W poniedziałek Johnson ogłosił, że w kolejnym etapie, który jest planowany na 19 lipca, zniesione zostaną w Anglii niemal wszystkie restrykcje. W tym m.in. nakaz zasłaniania twarzy w sklepach, w transporcie publicznym i we wszystkich zamkniętych przestrzeniach publicznych. Johnson wyjaśnił, że chce, aby wraz z wychodzeniem z lockdownu przenieść nacisk z nakazów i zakazów na osobistą odpowiedzialność ludzi. Ludzie sami powinni decydować, w jakich sytuacjach zasłaniać twarz i zachowywać dystans. Ostateczna decyzja w tej sprawie zostanie ogłoszona za tydzień po analizie kolejnego zestawu danych. Johnson jednak wyraźnie zasugerował, jakie są intencje rządu.

„Znoszenie wszystkich zabezpieczeń jest lekkomyślne”

Zniesienie obowiązku noszenia maseczek, w sytuacji, gdy szybko rośnie liczna nowych zakażeń, wzbudziła ogromne wątpliwości.

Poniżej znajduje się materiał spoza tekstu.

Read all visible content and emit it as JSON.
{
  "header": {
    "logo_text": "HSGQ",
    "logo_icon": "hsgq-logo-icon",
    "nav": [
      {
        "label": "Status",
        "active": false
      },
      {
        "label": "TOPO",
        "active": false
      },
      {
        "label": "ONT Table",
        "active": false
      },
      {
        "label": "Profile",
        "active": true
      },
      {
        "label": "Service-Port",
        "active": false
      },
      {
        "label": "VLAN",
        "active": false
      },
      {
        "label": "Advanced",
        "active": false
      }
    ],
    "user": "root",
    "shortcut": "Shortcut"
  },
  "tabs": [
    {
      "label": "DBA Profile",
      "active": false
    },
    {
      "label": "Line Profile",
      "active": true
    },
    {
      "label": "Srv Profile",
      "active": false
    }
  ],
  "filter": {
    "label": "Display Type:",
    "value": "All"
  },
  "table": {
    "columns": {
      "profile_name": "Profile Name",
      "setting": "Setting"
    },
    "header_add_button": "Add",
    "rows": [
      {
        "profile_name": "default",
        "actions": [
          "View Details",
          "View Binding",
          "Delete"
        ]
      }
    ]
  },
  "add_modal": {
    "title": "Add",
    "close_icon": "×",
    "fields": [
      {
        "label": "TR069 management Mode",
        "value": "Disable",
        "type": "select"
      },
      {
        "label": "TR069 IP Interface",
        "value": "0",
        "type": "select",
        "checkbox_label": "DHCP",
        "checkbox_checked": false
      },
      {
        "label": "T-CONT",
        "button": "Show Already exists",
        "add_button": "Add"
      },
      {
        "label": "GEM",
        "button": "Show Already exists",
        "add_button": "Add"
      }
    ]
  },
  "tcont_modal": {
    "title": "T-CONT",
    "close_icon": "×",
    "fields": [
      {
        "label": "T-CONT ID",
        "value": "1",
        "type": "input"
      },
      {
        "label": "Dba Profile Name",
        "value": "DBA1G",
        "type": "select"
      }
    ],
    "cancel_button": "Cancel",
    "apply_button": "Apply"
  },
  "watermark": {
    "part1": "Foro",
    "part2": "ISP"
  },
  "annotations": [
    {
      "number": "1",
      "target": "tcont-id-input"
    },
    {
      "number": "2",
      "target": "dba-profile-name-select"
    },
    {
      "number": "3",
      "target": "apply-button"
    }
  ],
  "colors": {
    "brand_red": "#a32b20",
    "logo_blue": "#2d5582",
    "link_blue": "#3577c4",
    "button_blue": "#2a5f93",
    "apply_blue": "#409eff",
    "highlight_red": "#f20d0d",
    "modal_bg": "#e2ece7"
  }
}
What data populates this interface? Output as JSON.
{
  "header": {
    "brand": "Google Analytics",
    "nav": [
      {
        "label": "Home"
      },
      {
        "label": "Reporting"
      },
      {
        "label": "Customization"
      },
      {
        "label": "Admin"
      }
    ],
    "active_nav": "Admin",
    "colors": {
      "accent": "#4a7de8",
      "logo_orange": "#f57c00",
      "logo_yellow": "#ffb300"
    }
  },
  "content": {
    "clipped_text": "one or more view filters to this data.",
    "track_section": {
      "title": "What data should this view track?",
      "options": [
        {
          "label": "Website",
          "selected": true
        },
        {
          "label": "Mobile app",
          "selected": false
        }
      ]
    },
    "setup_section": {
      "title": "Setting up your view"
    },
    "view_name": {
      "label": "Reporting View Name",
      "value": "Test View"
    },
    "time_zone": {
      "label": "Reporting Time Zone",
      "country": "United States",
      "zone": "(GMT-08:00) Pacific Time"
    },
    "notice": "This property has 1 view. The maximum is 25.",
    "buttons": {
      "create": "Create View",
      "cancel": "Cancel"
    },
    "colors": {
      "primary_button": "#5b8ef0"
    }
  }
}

– Znoszenie wszystkich zabezpieczeń w tym samym czasie, gdy wskaźnik zakażeń wciąż rośnie, jest lekkomyślne. Potrzebujemy zrównoważonego podejścia. Musimy utrzymać kluczowe zabezpieczenia na miejscu, w tym maseczki, w tym wentylację i co kluczowe odpowiednie wsparcie finansowe dla tych, którzy muszą się izolować – oświadczył lider opozycyjnej Partii Pracy Keir Starmer.

– Moja maseczka chroni ciebie, twoja maseczka chroni mnie. Noszenie maseczek na twarzy w środkach transportu publicznego pomaga ograniczyć rozprzestrzenianie się wirusa Covid. Daje londyńczykom pewność siebie w podróży – co jest kluczowe dla naszego ożywienia gospodarczego – napisał na Twitterze laburzystowski burmistrz Londynu Sadiq Khan.

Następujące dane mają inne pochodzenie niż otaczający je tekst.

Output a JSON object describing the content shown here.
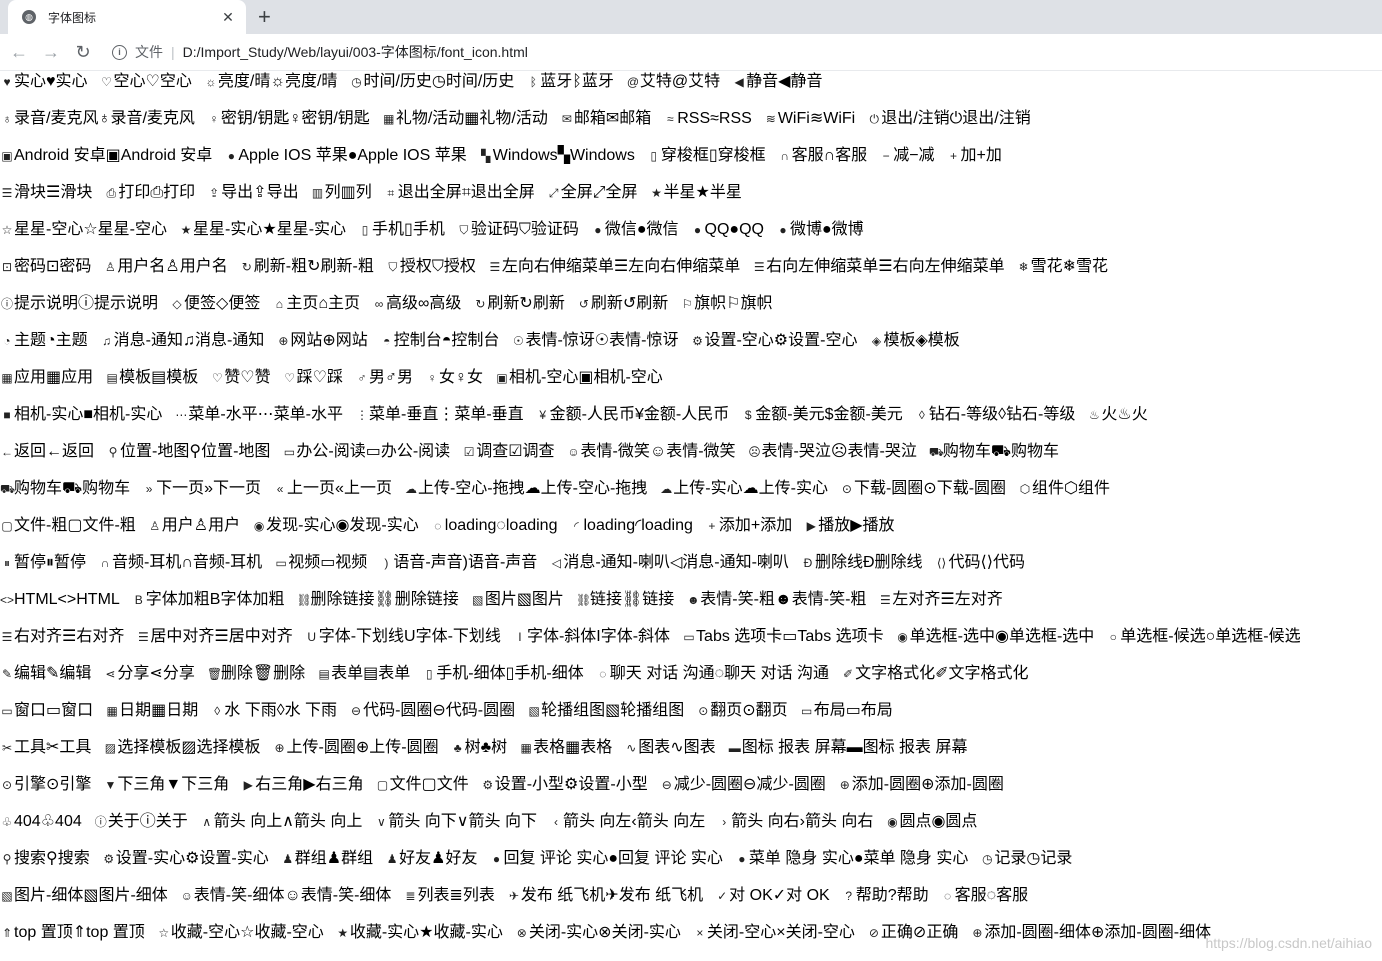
{
  "browser": {
    "tab_title": "字体图标",
    "close_glyph": "✕",
    "newtab_glyph": "+",
    "back_glyph": "←",
    "forward_glyph": "→",
    "reload_glyph": "↻",
    "info_glyph": "i",
    "file_label": "文件",
    "separator": "|",
    "url": "D:/Import_Study/Web/layui/003-字体图标/font_icon.html"
  },
  "rows": [
    [
      [
        "heart-fill-icon",
        "♥",
        "实心♥实心"
      ],
      [
        "heart-icon",
        "♡",
        "空心♡空心"
      ],
      [
        "sun-icon",
        "☼",
        "亮度/晴☼亮度/晴"
      ],
      [
        "clock-icon",
        "◷",
        "时间/历史◷时间/历史"
      ],
      [
        "bluetooth-icon",
        "ᛒ",
        "蓝牙ᛒ蓝牙"
      ],
      [
        "at-icon",
        "@",
        "艾特@艾特"
      ],
      [
        "mute-icon",
        "◀",
        "静音◀静音"
      ]
    ],
    [
      [
        "mic-icon",
        "♁",
        "录音/麦克风♁录音/麦克风"
      ],
      [
        "key-icon",
        "♀",
        "密钥/钥匙♀密钥/钥匙"
      ],
      [
        "gift-icon",
        "▦",
        "礼物/活动▦礼物/活动"
      ],
      [
        "mail-icon",
        "✉",
        "邮箱✉邮箱"
      ],
      [
        "rss-icon",
        "≈",
        "RSS≈RSS"
      ],
      [
        "wifi-icon",
        "≋",
        "WiFi≋WiFi"
      ],
      [
        "logout-icon",
        "⏻",
        "退出/注销⏻退出/注销"
      ]
    ],
    [
      [
        "android-icon",
        "▣",
        "Android 安卓▣Android 安卓"
      ],
      [
        "apple-icon",
        "●",
        "Apple IOS 苹果●Apple IOS 苹果"
      ],
      [
        "windows-icon",
        "▚",
        "Windows▚Windows"
      ],
      [
        "shuttle-icon",
        "▯",
        "穿梭框▯穿梭框"
      ],
      [
        "headset-icon",
        "∩",
        "客服∩客服"
      ],
      [
        "minus-icon",
        "−",
        "减−减"
      ],
      [
        "plus-icon",
        "+",
        "加+加"
      ]
    ],
    [
      [
        "slider-icon",
        "☰",
        "滑块☰滑块"
      ],
      [
        "print-icon",
        "⎙",
        "打印⎙打印"
      ],
      [
        "export-icon",
        "⇪",
        "导出⇪导出"
      ],
      [
        "column-icon",
        "▥",
        "列▥列"
      ],
      [
        "exit-fullscreen-icon",
        "⌗",
        "退出全屏⌗退出全屏"
      ],
      [
        "fullscreen-icon",
        "⤢",
        "全屏⤢全屏"
      ],
      [
        "half-star-icon",
        "★",
        "半星★半星"
      ]
    ],
    [
      [
        "star-icon",
        "☆",
        "星星-空心☆星星-空心"
      ],
      [
        "star-fill-icon",
        "★",
        "星星-实心★星星-实心"
      ],
      [
        "cellphone-icon",
        "▯",
        "手机▯手机"
      ],
      [
        "vercode-icon",
        "⛉",
        "验证码⛉验证码"
      ],
      [
        "wechat-icon",
        "●",
        "微信●微信"
      ],
      [
        "qq-icon",
        "●",
        "QQ●QQ"
      ],
      [
        "weibo-icon",
        "●",
        "微博●微博"
      ]
    ],
    [
      [
        "password-icon",
        "⊡",
        "密码⊡密码"
      ],
      [
        "user-icon",
        "♙",
        "用户名♙用户名"
      ],
      [
        "refresh-bold-icon",
        "↻",
        "刷新-粗↻刷新-粗"
      ],
      [
        "auz-icon",
        "⛉",
        "授权⛉授权"
      ],
      [
        "spread-left-icon",
        "☰",
        "左向右伸缩菜单☰左向右伸缩菜单"
      ],
      [
        "shrink-right-icon",
        "☰",
        "右向左伸缩菜单☰右向左伸缩菜单"
      ],
      [
        "snowflake-icon",
        "❄",
        "雪花❄雪花"
      ]
    ],
    [
      [
        "tips-icon",
        "ⓘ",
        "提示说明ⓘ提示说明"
      ],
      [
        "note-icon",
        "◇",
        "便签◇便签"
      ],
      [
        "home-icon",
        "⌂",
        "主页⌂主页"
      ],
      [
        "senior-icon",
        "∞",
        "高级∞高级"
      ],
      [
        "refresh-icon",
        "↻",
        "刷新↻刷新"
      ],
      [
        "refresh-alt-icon",
        "↺",
        "刷新↺刷新"
      ],
      [
        "flag-icon",
        "⚐",
        "旗帜⚐旗帜"
      ]
    ],
    [
      [
        "theme-icon",
        "◔",
        "主题◔主题"
      ],
      [
        "notice-icon",
        "♫",
        "消息-通知♫消息-通知"
      ],
      [
        "website-icon",
        "⊕",
        "网站⊕网站"
      ],
      [
        "console-icon",
        "◓",
        "控制台◓控制台"
      ],
      [
        "surprised-icon",
        "☉",
        "表情-惊讶☉表情-惊讶"
      ],
      [
        "set-icon",
        "⚙",
        "设置-空心⚙设置-空心"
      ],
      [
        "template-fill-icon",
        "◈",
        "模板◈模板"
      ]
    ],
    [
      [
        "app-icon",
        "▦",
        "应用▦应用"
      ],
      [
        "template-icon",
        "▤",
        "模板▤模板"
      ],
      [
        "praise-icon",
        "♡",
        "赞♡赞"
      ],
      [
        "tread-icon",
        "♡",
        "踩♡踩"
      ],
      [
        "male-icon",
        "♂",
        "男♂男"
      ],
      [
        "female-icon",
        "♀",
        "女♀女"
      ],
      [
        "camera-icon",
        "▣",
        "相机-空心▣相机-空心"
      ]
    ],
    [
      [
        "camera-fill-icon",
        "■",
        "相机-实心■相机-实心"
      ],
      [
        "more-icon",
        "⋯",
        "菜单-水平⋯菜单-水平"
      ],
      [
        "more-vertical-icon",
        "⋮",
        "菜单-垂直⋮菜单-垂直"
      ],
      [
        "rmb-icon",
        "¥",
        "金额-人民币¥金额-人民币"
      ],
      [
        "dollar-icon",
        "$",
        "金额-美元$金额-美元"
      ],
      [
        "diamond-icon",
        "◊",
        "钻石-等级◊钻石-等级"
      ],
      [
        "fire-icon",
        "♨",
        "火♨火"
      ]
    ],
    [
      [
        "return-icon",
        "←",
        "返回←返回"
      ],
      [
        "location-icon",
        "⚲",
        "位置-地图⚲位置-地图"
      ],
      [
        "read-icon",
        "▭",
        "办公-阅读▭办公-阅读"
      ],
      [
        "survey-icon",
        "☑",
        "调查☑调查"
      ],
      [
        "face-smile-icon",
        "☺",
        "表情-微笑☺表情-微笑"
      ],
      [
        "face-cry-icon",
        "☹",
        "表情-哭泣☹表情-哭泣"
      ],
      [
        "cart-simple-icon",
        "⛟",
        "购物车⛟购物车"
      ]
    ],
    [
      [
        "cart-icon",
        "⛟",
        "购物车⛟购物车"
      ],
      [
        "next-icon",
        "»",
        "下一页»下一页"
      ],
      [
        "prev-icon",
        "«",
        "上一页«上一页"
      ],
      [
        "upload-drag-icon",
        "☁",
        "上传-空心-拖拽☁上传-空心-拖拽"
      ],
      [
        "upload-icon",
        "☁",
        "上传-实心☁上传-实心"
      ],
      [
        "download-circle-icon",
        "⊙",
        "下载-圆圈⊙下载-圆圈"
      ],
      [
        "component-icon",
        "⬡",
        "组件⬡组件"
      ]
    ],
    [
      [
        "file-b-icon",
        "▢",
        "文件-粗▢文件-粗"
      ],
      [
        "user-alt-icon",
        "♙",
        "用户♙用户"
      ],
      [
        "find-fill-icon",
        "◉",
        "发现-实心◉发现-实心"
      ],
      [
        "loading-icon",
        "◌",
        "loading◌loading"
      ],
      [
        "loading-1-icon",
        "◜",
        "loading◜loading"
      ],
      [
        "add-1-icon",
        "+",
        "添加+添加"
      ],
      [
        "play-icon",
        "▶",
        "播放▶播放"
      ]
    ],
    [
      [
        "pause-icon",
        "⏸",
        "暂停⏸暂停"
      ],
      [
        "headset-alt-icon",
        "∩",
        "音频-耳机∩音频-耳机"
      ],
      [
        "video-icon",
        "▭",
        "视频▭视频"
      ],
      [
        "voice-icon",
        ")",
        "语音-声音)语音-声音"
      ],
      [
        "speaker-icon",
        "◁",
        "消息-通知-喇叭◁消息-通知-喇叭"
      ],
      [
        "fonts-del-icon",
        "Ð",
        "删除线Ð删除线"
      ],
      [
        "fonts-code-icon",
        "⟨⟩",
        "代码⟨⟩代码"
      ]
    ],
    [
      [
        "fonts-html-icon",
        "<>",
        "HTML<>HTML"
      ],
      [
        "fonts-strong-icon",
        "B",
        "字体加粗B字体加粗"
      ],
      [
        "unlink-icon",
        "⛓",
        "删除链接⛓删除链接"
      ],
      [
        "picture-icon",
        "▧",
        "图片▧图片"
      ],
      [
        "link-icon",
        "⛓",
        "链接⛓链接"
      ],
      [
        "face-smile-b-icon",
        "☻",
        "表情-笑-粗☻表情-笑-粗"
      ],
      [
        "align-left-icon",
        "☰",
        "左对齐☰左对齐"
      ]
    ],
    [
      [
        "align-right-icon",
        "☰",
        "右对齐☰右对齐"
      ],
      [
        "align-center-icon",
        "☰",
        "居中对齐☰居中对齐"
      ],
      [
        "fonts-u-icon",
        "U",
        "字体-下划线U字体-下划线"
      ],
      [
        "fonts-i-icon",
        "I",
        "字体-斜体I字体-斜体"
      ],
      [
        "tabs-icon",
        "▭",
        "Tabs 选项卡▭Tabs 选项卡"
      ],
      [
        "radio-icon",
        "◉",
        "单选框-选中◉单选框-选中"
      ],
      [
        "circle-icon",
        "○",
        "单选框-候选○单选框-候选"
      ]
    ],
    [
      [
        "edit-icon",
        "✎",
        "编辑✎编辑"
      ],
      [
        "share-icon",
        "⋖",
        "分享⋖分享"
      ],
      [
        "delete-icon",
        "🗑",
        "删除🗑删除"
      ],
      [
        "form-icon",
        "▤",
        "表单▤表单"
      ],
      [
        "cellphone-fine-icon",
        "▯",
        "手机-细体▯手机-细体"
      ],
      [
        "dialogue-icon",
        "◌",
        "聊天 对话 沟通◌聊天 对话 沟通"
      ],
      [
        "fonts-clear-icon",
        "✐",
        "文字格式化✐文字格式化"
      ]
    ],
    [
      [
        "layer-icon",
        "▭",
        "窗口▭窗口"
      ],
      [
        "date-icon",
        "▦",
        "日期▦日期"
      ],
      [
        "water-icon",
        "◊",
        "水 下雨◊水 下雨"
      ],
      [
        "code-circle-icon",
        "⊖",
        "代码-圆圈⊖代码-圆圈"
      ],
      [
        "carousel-icon",
        "▧",
        "轮播组图▧轮播组图"
      ],
      [
        "prev-circle-icon",
        "⊙",
        "翻页⊙翻页"
      ],
      [
        "layouts-icon",
        "▭",
        "布局▭布局"
      ]
    ],
    [
      [
        "util-icon",
        "✂",
        "工具✂工具"
      ],
      [
        "templeate-1-icon",
        "▨",
        "选择模板▨选择模板"
      ],
      [
        "upload-circle-icon",
        "⊕",
        "上传-圆圈⊕上传-圆圈"
      ],
      [
        "tree-icon",
        "♣",
        "树♣树"
      ],
      [
        "table-icon",
        "▦",
        "表格▦表格"
      ],
      [
        "chart-icon",
        "∿",
        "图表∿图表"
      ],
      [
        "chart-screen-icon",
        "▬",
        "图标 报表 屏幕▬图标 报表 屏幕"
      ]
    ],
    [
      [
        "engine-icon",
        "⊙",
        "引擎⊙引擎"
      ],
      [
        "triangle-d-icon",
        "▼",
        "下三角▼下三角"
      ],
      [
        "triangle-r-icon",
        "▶",
        "右三角▶右三角"
      ],
      [
        "file-icon",
        "▢",
        "文件▢文件"
      ],
      [
        "set-sm-icon",
        "⚙",
        "设置-小型⚙设置-小型"
      ],
      [
        "reduce-circle-icon",
        "⊖",
        "减少-圆圈⊖减少-圆圈"
      ],
      [
        "add-circle-icon",
        "⊕",
        "添加-圆圈⊕添加-圆圈"
      ]
    ],
    [
      [
        "404-icon",
        "♧",
        "404♧404"
      ],
      [
        "about-icon",
        "ⓘ",
        "关于ⓘ关于"
      ],
      [
        "up-icon",
        "∧",
        "箭头 向上∧箭头 向上"
      ],
      [
        "down-icon",
        "∨",
        "箭头 向下∨箭头 向下"
      ],
      [
        "left-icon",
        "‹",
        "箭头 向左‹箭头 向左"
      ],
      [
        "right-icon",
        "›",
        "箭头 向右›箭头 向右"
      ],
      [
        "circle-dot-icon",
        "◉",
        "圆点◉圆点"
      ]
    ],
    [
      [
        "search-icon",
        "⚲",
        "搜索⚲搜索"
      ],
      [
        "set-fill-icon",
        "⚙",
        "设置-实心⚙设置-实心"
      ],
      [
        "group-icon",
        "♟",
        "群组♟群组"
      ],
      [
        "friends-icon",
        "♟",
        "好友♟好友"
      ],
      [
        "reply-fill-icon",
        "●",
        "回复 评论 实心●回复 评论 实心"
      ],
      [
        "menu-fill-icon",
        "●",
        "菜单 隐身 实心●菜单 隐身 实心"
      ],
      [
        "log-icon",
        "◷",
        "记录◷记录"
      ]
    ],
    [
      [
        "picture-fine-icon",
        "▧",
        "图片-细体▧图片-细体"
      ],
      [
        "face-smile-fine-icon",
        "☺",
        "表情-笑-细体☺表情-笑-细体"
      ],
      [
        "list-icon",
        "≣",
        "列表≣列表"
      ],
      [
        "release-icon",
        "✈",
        "发布 纸飞机✈发布 纸飞机"
      ],
      [
        "ok-icon",
        "✓",
        "对 OK✓对 OK"
      ],
      [
        "help-icon",
        "?",
        "帮助?帮助"
      ],
      [
        "chat-icon",
        "◌",
        "客服◌客服"
      ]
    ],
    [
      [
        "top-icon",
        "⇑",
        "top 置顶⇑top 置顶"
      ],
      [
        "star-outline-icon",
        "☆",
        "收藏-空心☆收藏-空心"
      ],
      [
        "star-solid-icon",
        "★",
        "收藏-实心★收藏-实心"
      ],
      [
        "close-fill-icon",
        "⊗",
        "关闭-实心⊗关闭-实心"
      ],
      [
        "close-icon",
        "×",
        "关闭-空心×关闭-空心"
      ],
      [
        "ok-circle-icon",
        "⊘",
        "正确⊘正确"
      ],
      [
        "add-circle-fine-icon",
        "⊕",
        "添加-圆圈-细体⊕添加-圆圈-细体"
      ]
    ]
  ],
  "watermark": "https://blog.csdn.net/aihiao"
}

Burmistrz okręgu Liverpool Steve Rotherham przywołał sondaż ośrodka YouGov, z którego wynika, że 71 proc. ankietowanych chce utrzymania obowiązku zasłaniania twarzy w transporcie publicznym.

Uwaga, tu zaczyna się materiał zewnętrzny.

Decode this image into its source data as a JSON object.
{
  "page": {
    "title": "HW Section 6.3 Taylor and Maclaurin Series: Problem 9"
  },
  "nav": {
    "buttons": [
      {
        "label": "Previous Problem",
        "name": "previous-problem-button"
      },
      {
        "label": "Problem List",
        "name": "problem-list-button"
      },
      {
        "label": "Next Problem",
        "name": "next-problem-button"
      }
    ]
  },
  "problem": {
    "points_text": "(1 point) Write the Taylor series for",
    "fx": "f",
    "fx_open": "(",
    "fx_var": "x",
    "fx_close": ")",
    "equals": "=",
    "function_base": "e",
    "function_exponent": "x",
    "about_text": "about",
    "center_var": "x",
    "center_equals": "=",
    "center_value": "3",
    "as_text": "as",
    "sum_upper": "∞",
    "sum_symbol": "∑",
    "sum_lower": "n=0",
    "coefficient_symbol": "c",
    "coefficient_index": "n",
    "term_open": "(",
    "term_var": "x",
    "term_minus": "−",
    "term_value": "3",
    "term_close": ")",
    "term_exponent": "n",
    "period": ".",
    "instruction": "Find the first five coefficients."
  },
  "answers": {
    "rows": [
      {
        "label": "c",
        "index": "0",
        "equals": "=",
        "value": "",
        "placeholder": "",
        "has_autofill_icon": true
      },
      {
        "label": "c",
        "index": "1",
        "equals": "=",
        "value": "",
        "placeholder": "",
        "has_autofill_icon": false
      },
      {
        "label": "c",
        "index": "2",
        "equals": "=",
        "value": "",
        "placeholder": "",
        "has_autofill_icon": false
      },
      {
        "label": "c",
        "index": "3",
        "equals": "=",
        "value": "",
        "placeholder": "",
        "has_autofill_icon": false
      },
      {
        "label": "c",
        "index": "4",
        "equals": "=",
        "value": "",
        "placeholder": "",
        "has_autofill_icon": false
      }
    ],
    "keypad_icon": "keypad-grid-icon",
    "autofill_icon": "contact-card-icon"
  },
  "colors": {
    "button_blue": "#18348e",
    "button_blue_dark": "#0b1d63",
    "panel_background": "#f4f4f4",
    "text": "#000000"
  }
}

Lekarze wzywają do utrzymania obowiązku noszenia maseczek

Obawy wyrażają też lekarze. Dr Chaand Nagpaul z Brytyjskiego Stowarzyszenia Lekarskiego powiedział, że jest „coraz bardziej niepokojącym”, to, że Johnson „zdecydował się pełną parą łagodzić obostrzenia” – pomimo ostrzeżeń o rosnących przypadkach szpitalnych i zgonach. Wezwał ministrów do utrzymania obowiązku noszenia maseczek, dopóki „gwałtowne tempo rozprzestrzeniania się infekcji nie zostanie opanowane, a więcej ludzi nie zostanie w pełni zaszczepionych”.

Z mieszanymi uczuciami decyzję w sprawie maseczek przyjęła wtorkowa prasa. „Daily Telegraph” i „Daily Mail” akcentują słowa Johnsona z poniedziałkowej konferencji prasowej „teraz albo nigdy” – że jeśli restrykcje nie zostaną zniesione latem, kiedy jest stosunkowo sprzyjająca sytuacja, później będzie jeszcze trudniej.

Z kolei „The Times”, „The Guardian”, „Daily Mirror” i „Metro” piszą o ryzyku, które Johnson podejmuje.

„The Guardian” wskazuje, że Anglia stanie się krajem z najmniejszym poziomem restrykcji w Europie. „The Times” przestrzega: znosi się nakaz noszenia maseczek w momencie, gdy trwa wielka fala zakażeń, zaczyna się ryzykowna gra.

Koronawirus w Wielkiej Brytanii

W ostatnich dniach dobowe bilanse zakażeń w Wielkiej Brytanii oscylują wokół 25 tys. co jest najwyższym poziomem od stycznia. Jednak, jak wskazywał Johnson nie przekłada się to na znaczący wzrost hospitalizacji i zgonów.